What is the difference between group_by and .by in dplyr?

group_by() tags the data frame with persistent grouping that affects every downstream verb until ungroup(). .by is a per-call argument that groups for the single operation and auto-ungroups the result. Use .by for one-off operations; group_by() when chained verbs all need the grouping.

How do I group by multiple columns in dplyr?

Pass them comma-separated: group_by(df, cyl, gear). The result has one group per unique combination. With .by, use a vector: summarise(df, ..., .by = c(cyl, gear)).

How do I ungroup a data frame in dplyr?

Pipe to ungroup(): df |> group_by(g) |> summarise(...) |> ungroup(). Or set .groups = "drop" inside the summarise call: summarise(df, ..., .groups = "drop").
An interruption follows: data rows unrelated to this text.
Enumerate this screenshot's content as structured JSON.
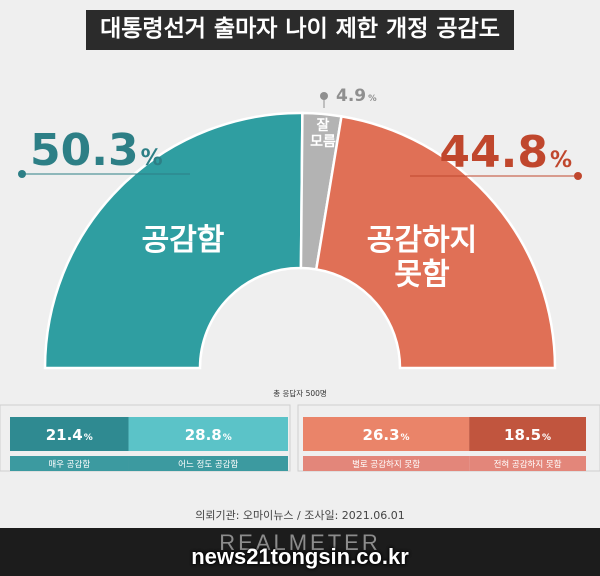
{
  "title": "대통령선거 출마자 나이 제한 개정 공감도",
  "respondents": "총 응답자 500명",
  "source": "의뢰기관: 오마이뉴스 / 조사일: 2021.06.01",
  "brand": "REALMETER",
  "watermark": "news21tongsin.co.kr",
  "colors": {
    "agree": "#2f9ea1",
    "disagree": "#e07056",
    "unsure": "#b3b3b3",
    "agree_strong": "#2f8a91",
    "agree_somewhat": "#5bc3c8",
    "disagree_somewhat": "#ea8469",
    "disagree_strong": "#c1553e"
  },
  "chart_data": [
    {
      "type": "pie",
      "title": "대통령선거 출마자 나이 제한 개정 공감도",
      "labels": [
        "공감함",
        "잘 모름",
        "공감하지 못함"
      ],
      "values": [
        50.3,
        4.9,
        44.8
      ],
      "value_labels": [
        "50.3",
        "4.9",
        "44.8"
      ],
      "unit": "%",
      "slice_texts": [
        "공감함",
        "잘|모름",
        "공감하지|못함"
      ]
    },
    {
      "type": "bar",
      "orientation": "horizontal-stacked",
      "categories": [
        "매우 공감함",
        "어느 정도 공감함"
      ],
      "values": [
        21.4,
        28.8
      ],
      "value_labels": [
        "21.4",
        "28.8"
      ],
      "unit": "%"
    },
    {
      "type": "bar",
      "orientation": "horizontal-stacked",
      "categories": [
        "별로 공감하지 못함",
        "전혀 공감하지 못함"
      ],
      "values": [
        26.3,
        18.5
      ],
      "value_labels": [
        "26.3",
        "18.5"
      ],
      "unit": "%"
    }
  ]
}
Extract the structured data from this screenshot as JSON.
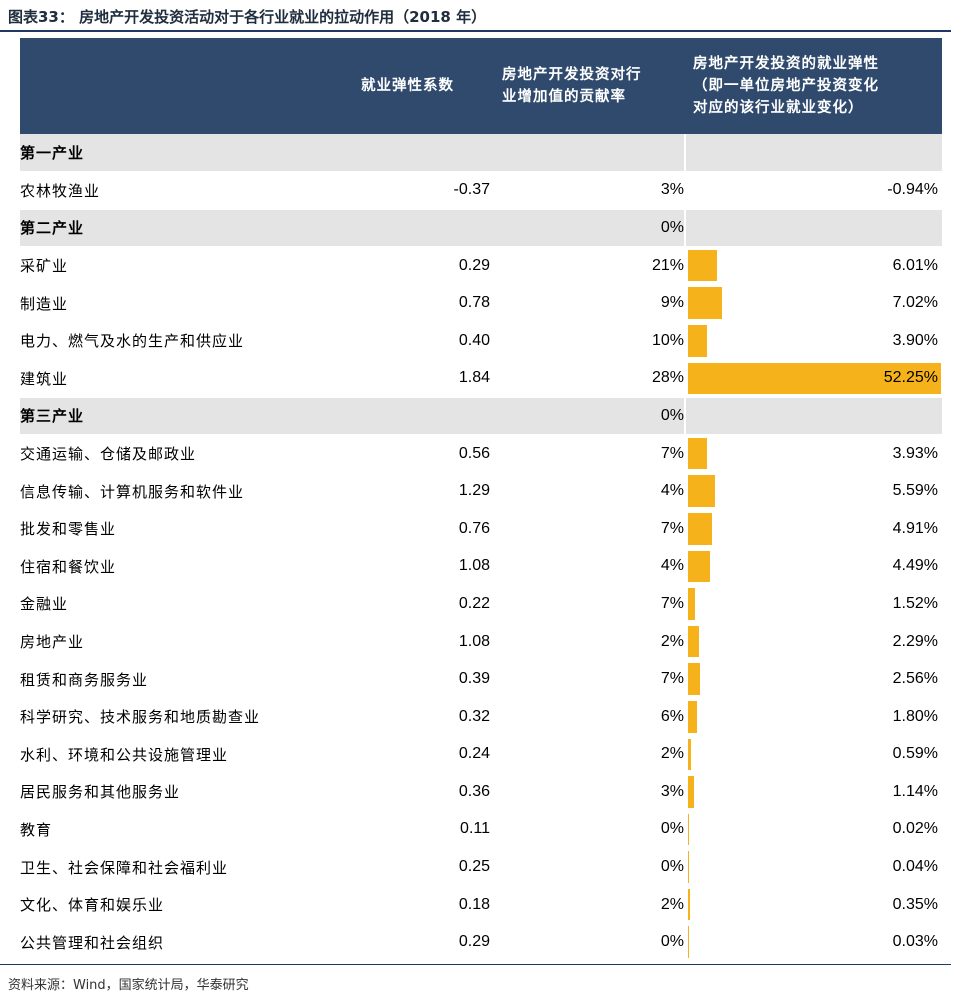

Does group_by sort the data?

No. group_by() only adds a grouping attribute; it does not reorder rows. The internal grouping index lets dplyr operate on each group efficiently, but the visible row order stays the same. To reorder by group, chain arrange() after group_by() with .by_group = TRUE.

Can I use group_by inside a function?

Yes, but use the {{ }} (curly-curly) operator to forward column names: my_fn <- function(df, grp) df |> group_by({{ grp }}) |> summarise(n = n()). Without {{ }}, R interprets grp as a literal column name "grp" rather than the value the user passed.